Digitalpakt

Bald hat die gute alte Schiefertafel ausgedient

Aufgaben im Englischunterricht auf dem Tablet lösen – in den Schulen soll das durch den Digitalpakt des Bundes bald Alltag sein. Doch wer trägt die Folgekosten?

Aufgaben im Englischunterricht auf dem Tablet lösen – in den Schulen soll das durch den Digitalpakt des Bundes bald Alltag sein. Doch wer trägt die Folgekosten?

Foto: dpa Picture-Alliance / Julian Stratenschulte / picture alliance/dpa

Lauenburg. Für 484.000 Euro kann Lauenburg seine Schulen für das digitale Zeitalter fit machen. Das Geld soll in die Infrastruktur fließen.

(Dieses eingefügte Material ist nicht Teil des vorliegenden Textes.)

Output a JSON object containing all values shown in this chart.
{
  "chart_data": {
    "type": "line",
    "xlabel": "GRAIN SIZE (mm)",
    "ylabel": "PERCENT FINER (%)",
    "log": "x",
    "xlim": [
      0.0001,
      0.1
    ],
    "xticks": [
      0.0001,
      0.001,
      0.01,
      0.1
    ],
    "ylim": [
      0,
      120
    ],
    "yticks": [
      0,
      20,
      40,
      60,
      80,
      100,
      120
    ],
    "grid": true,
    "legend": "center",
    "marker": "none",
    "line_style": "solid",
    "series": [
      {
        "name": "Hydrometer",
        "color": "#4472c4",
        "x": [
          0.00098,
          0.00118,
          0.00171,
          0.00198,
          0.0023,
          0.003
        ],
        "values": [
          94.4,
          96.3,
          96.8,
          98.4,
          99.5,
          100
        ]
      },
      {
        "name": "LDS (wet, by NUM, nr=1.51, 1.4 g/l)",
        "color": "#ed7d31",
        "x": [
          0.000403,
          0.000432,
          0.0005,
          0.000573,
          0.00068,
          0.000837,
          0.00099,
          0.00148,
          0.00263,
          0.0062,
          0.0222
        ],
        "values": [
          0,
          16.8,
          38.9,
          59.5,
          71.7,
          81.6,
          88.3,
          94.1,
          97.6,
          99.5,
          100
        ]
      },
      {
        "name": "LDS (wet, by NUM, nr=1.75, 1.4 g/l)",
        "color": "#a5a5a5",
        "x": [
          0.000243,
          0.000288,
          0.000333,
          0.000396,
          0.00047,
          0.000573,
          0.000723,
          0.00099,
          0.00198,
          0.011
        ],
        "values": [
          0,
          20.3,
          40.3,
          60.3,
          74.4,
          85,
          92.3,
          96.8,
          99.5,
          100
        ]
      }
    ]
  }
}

Lauenburg.  Schnelles Internet, um nach Informationen zu suchen, Whiteboards statt der guten alten Schiefertafel – für die digitale Ausstattung der Schulen stellt der Bund in den kommenden fünf Jahren fünf Milliarden Euro zur Verfügung. Das Land Schleswig-Holstein erhält aus diesem Fördertopf 142 Millionen Euro, im Kreis Herzogtum Lauenburg kommen davon 8,4 Millionen Euro an.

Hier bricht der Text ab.